Styled by Mercy Sang
James J Robinson

Encounter

Geraldine Viswanathan Would Love To Be A Rising Star Until She Dies

The Drive-Away Dolls actor has been at it for a while, but she likes a slow burn.

by Chelsea Peng

On an upper floor of the Crosby Street Hotel, a suite has been converted into the Drive-Away Dolls command center. Various publicists and their underlings clack away on laptops as I watch, on a split TV screen, members of the Australasian press interview Geraldine Viswanathan.

Several of them ask about her status as a “rising star,” a label the Bad Education and Blockers actor has good-naturedly embraced in past interviews — as she does again this February afternoon. But later — after she walks into a smaller hotel room wearing a cat-print T-shirt from Tory Burch’s Melrose shop and eating one of the mini cookies from the command center — she turns contemplative when I ask what has to happen for her to feel like she’s finally transcended that title.

“I wonder what it feels like to be Emma Stone or Jennifer Lawrence or someone who’s just like, ‘Everybody wants to work with me. I can do whatever I want,’” she tells NYLON as we sit opposite each other in tufted armchairs. “And as someone who wants to make my own stuff as well, being synonymous with a taste or sensibility. At the moment, I'm trying to feel settled so I can go and do that. [Being an actor] can be so uncomfortable and there's no job security, so I think it would just feel nice to feel more secure.”

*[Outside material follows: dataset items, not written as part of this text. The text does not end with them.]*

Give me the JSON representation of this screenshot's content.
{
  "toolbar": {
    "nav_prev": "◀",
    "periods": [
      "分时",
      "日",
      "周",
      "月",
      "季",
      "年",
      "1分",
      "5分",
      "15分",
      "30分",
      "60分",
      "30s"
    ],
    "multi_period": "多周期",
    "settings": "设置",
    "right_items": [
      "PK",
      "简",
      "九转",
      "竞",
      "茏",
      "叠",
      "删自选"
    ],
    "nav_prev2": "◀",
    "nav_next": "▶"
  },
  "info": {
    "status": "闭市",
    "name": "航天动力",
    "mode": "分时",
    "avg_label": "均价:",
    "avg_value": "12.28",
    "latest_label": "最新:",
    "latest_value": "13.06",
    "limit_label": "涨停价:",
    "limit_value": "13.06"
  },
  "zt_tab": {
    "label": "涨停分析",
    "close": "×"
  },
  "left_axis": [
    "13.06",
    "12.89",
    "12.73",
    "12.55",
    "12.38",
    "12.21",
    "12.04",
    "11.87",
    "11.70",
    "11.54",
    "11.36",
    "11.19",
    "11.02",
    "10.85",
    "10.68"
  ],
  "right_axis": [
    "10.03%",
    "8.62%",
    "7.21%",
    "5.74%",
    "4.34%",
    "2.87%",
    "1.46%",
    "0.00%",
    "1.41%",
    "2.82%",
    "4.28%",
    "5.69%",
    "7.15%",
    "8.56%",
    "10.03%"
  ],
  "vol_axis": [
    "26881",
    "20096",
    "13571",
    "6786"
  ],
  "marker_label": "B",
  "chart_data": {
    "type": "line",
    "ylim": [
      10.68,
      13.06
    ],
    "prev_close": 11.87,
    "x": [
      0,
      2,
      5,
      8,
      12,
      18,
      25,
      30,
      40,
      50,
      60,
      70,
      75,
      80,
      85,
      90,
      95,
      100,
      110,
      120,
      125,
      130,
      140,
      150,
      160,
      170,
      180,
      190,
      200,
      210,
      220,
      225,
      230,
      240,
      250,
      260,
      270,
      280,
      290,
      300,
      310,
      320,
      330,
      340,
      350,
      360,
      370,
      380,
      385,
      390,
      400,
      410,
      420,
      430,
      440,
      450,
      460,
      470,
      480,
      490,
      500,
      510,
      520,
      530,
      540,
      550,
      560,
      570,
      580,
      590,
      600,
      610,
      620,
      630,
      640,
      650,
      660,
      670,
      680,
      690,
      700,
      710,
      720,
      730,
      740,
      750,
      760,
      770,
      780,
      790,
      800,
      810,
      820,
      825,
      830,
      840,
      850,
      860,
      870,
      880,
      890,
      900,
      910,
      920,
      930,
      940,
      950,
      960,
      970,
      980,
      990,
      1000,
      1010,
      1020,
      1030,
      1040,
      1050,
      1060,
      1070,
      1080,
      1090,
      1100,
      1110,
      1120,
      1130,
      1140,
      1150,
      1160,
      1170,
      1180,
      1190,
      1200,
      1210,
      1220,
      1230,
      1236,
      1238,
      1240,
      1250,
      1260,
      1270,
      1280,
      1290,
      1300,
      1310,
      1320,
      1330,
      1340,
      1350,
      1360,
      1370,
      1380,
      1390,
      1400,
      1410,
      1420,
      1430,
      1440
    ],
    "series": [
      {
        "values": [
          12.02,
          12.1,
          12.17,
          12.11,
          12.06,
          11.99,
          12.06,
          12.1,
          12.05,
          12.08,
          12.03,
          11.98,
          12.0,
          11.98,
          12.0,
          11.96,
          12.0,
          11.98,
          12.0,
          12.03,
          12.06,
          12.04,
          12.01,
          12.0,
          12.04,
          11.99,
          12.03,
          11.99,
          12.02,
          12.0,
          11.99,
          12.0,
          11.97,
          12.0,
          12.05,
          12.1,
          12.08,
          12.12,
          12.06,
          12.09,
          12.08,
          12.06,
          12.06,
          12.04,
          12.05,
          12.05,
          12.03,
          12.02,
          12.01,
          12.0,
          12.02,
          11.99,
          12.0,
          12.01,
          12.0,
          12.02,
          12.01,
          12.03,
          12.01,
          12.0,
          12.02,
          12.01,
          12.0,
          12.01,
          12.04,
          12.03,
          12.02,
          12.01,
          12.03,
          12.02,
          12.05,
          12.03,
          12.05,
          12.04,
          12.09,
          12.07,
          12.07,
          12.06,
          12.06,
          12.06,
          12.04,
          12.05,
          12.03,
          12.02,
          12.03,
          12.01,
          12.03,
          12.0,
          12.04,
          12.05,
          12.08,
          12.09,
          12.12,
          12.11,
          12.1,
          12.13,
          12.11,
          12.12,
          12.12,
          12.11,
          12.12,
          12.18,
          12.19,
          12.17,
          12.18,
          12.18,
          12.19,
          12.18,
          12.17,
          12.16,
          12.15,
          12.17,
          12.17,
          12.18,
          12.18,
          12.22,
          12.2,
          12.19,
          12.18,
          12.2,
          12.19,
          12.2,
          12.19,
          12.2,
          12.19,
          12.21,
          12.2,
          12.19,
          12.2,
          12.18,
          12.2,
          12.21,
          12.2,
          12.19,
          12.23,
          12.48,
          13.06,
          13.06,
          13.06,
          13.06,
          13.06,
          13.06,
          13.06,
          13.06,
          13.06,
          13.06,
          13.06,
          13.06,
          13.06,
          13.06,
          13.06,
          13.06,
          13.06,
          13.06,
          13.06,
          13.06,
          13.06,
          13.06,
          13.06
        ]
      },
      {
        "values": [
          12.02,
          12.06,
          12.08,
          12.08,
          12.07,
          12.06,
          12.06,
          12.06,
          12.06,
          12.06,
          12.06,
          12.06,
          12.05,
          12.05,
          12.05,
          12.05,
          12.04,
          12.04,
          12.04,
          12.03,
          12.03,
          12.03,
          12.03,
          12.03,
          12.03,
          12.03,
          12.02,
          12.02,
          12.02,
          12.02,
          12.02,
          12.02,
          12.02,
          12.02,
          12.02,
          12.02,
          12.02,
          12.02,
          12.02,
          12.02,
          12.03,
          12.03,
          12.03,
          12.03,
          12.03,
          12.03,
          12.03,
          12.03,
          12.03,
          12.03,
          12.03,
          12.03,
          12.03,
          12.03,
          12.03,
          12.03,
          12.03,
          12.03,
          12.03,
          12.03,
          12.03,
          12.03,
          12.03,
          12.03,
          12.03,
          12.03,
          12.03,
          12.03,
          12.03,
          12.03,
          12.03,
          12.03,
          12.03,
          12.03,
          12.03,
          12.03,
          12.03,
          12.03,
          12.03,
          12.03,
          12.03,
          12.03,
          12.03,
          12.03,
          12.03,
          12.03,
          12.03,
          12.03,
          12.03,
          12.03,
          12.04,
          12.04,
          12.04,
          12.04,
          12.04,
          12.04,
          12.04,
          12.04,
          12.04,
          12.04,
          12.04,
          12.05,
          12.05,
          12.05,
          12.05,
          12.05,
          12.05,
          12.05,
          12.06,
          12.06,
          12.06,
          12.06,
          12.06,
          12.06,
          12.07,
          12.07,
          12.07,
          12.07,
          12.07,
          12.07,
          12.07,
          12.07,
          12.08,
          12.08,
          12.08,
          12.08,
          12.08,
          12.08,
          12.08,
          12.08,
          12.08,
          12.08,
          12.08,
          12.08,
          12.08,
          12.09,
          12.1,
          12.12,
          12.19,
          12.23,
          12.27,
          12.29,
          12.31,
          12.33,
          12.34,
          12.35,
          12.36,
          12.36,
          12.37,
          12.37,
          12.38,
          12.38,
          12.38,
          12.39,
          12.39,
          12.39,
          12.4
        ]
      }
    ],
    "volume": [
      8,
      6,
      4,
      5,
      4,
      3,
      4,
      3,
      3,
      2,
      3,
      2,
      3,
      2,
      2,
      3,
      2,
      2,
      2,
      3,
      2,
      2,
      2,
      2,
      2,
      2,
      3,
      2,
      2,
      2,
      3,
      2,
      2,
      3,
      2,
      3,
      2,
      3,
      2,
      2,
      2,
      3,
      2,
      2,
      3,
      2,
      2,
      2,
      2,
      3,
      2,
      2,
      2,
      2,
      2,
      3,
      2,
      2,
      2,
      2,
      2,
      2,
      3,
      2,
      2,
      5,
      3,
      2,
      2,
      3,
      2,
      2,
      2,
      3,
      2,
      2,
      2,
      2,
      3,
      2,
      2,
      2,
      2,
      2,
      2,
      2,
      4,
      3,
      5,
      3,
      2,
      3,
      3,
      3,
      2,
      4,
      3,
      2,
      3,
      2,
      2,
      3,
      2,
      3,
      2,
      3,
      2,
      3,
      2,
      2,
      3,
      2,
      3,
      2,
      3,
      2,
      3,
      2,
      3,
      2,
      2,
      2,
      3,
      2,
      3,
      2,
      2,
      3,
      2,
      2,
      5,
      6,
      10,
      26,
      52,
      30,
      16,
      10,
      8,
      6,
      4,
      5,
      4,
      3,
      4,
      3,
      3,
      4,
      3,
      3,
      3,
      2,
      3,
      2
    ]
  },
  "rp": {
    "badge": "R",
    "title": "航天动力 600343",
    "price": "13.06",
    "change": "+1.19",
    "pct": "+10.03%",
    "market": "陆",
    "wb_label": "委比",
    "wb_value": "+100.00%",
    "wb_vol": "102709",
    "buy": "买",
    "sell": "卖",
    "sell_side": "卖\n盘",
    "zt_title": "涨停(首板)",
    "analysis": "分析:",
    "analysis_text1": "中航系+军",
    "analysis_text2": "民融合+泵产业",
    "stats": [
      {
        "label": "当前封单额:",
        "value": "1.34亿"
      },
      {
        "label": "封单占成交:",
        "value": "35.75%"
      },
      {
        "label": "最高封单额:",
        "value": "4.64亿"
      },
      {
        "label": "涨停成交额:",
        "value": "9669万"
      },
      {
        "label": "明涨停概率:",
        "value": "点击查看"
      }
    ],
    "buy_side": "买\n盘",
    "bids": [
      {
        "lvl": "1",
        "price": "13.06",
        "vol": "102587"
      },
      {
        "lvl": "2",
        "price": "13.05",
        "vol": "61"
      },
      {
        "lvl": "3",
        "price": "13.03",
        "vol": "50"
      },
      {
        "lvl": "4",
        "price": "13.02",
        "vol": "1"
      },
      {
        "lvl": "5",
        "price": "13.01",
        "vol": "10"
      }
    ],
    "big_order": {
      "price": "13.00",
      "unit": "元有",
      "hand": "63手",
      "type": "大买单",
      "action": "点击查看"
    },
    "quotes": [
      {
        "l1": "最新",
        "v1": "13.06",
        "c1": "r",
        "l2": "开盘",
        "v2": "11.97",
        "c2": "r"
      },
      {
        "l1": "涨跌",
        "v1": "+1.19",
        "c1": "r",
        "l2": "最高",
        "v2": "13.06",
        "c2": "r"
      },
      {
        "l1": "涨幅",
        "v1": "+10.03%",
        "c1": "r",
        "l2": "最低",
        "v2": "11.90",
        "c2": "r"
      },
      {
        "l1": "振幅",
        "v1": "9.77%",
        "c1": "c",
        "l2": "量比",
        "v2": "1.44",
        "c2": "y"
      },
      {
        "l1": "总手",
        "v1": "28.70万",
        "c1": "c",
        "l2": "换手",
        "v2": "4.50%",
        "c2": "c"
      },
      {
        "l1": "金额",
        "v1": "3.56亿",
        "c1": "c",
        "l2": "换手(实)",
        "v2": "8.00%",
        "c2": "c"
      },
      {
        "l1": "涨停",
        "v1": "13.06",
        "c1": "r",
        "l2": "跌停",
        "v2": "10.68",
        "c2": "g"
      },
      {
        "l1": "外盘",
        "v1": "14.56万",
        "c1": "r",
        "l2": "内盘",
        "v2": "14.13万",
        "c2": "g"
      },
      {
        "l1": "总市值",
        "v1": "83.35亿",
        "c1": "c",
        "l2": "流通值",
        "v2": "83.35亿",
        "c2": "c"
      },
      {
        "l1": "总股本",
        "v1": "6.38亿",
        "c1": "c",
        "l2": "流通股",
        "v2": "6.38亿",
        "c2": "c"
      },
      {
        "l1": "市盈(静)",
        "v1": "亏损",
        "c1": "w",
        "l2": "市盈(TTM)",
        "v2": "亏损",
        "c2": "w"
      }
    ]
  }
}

But at the same time, Viswanathan says she’d “love to be ‘rising’ until I die.” “I did hear an older woman in the industry say, ‘Well, you're either rising or you're dead as a woman — so you'd rather be rising, babe.’" And in many ways, she is. She’s starring in the upcoming Marvel film Thunderbolts. She recently bought a place in Sydney with a storefront for her and her sister, who’s a fashion designer. (She’s between Sydney, New York, and LA right now.) And days before, she sat front row at Tory Burch next to Natasha Lyonne, who once said, “This is the future right here” to Viswanathan when she was at an awards show with Molly Gordon, Rachel Sennott, and Patti Harrison.

Not that Viswanathan imagined any of this. “All the best stuff that's happened in my life, I wouldn't have been able to manifest necessarily,” she says. “I know Margaret [Qualley, Viswanathan’s Dolls co-star] kind of manifested this. She was like, ‘I want to do a Coen movie that's like Planes, Trains, and Automobiles.’ I feel like it's the Australian in me where it's always like, ‘You wouldn't dare say you could be in an Ethan Coen movie.’”

I feel like it's the Australian in me where it's always like, ‘You wouldn't dare say you could be in an Ethan Coen movie.’

That self-deprecation comes in again when she calls herself “just a little drama freak” watching her For You page come to life at Fashion Week — and when I ask about the origin of her name, which is the hottest topic of conversation on the uncharacteristically respectful Reddit thread dedicated to her. (Also popular: her “stunning” American accent and how she held her own opposite Daniel Radcliffe in Miracle Workers: End Times.) She says she thinks it’s because her mother’s side of the family loves Charlie Chaplin, who chose Geraldine for one of his own daughters — or because her parents met in Paris. “My mom is Swiss German, and when she says it, it's like Geraldine,” she says. But when she demonstrates how she pronounces her own name having grown up in Australia, she puts on what I can only describe as a bogan voice — the better to prove that “the Parisian flair has sort of left.”

She momentarily switches to another hammy tone to reveal her sun sign (Gemini) to jokingly explain how she navigates living in multiple cities and being on set (next stop: Atlanta). Building “so many different little realities” is a skill she has, Viswanathan says, but she’s ready for some more permanence. That could look like opening a shop with her sister — or maybe moving her stuff out of a storage unit in LA. “I am an achiever and a go-getter,” she says, “but I also want to be cozy and comfy and happy and warm.”

She could also use some sleep after having appeared on The Kelly Clarkson Show and Late Night with Seth Meyers yesterday, with 10 minutes in between. As we wait for the elevator so she can head back to her own hotel, we admire a photo collage of dogs hung by the call buttons. “That one’s you,” her publicist says of a grinning pup, his ears flapping in the wind, happy to be on his way home.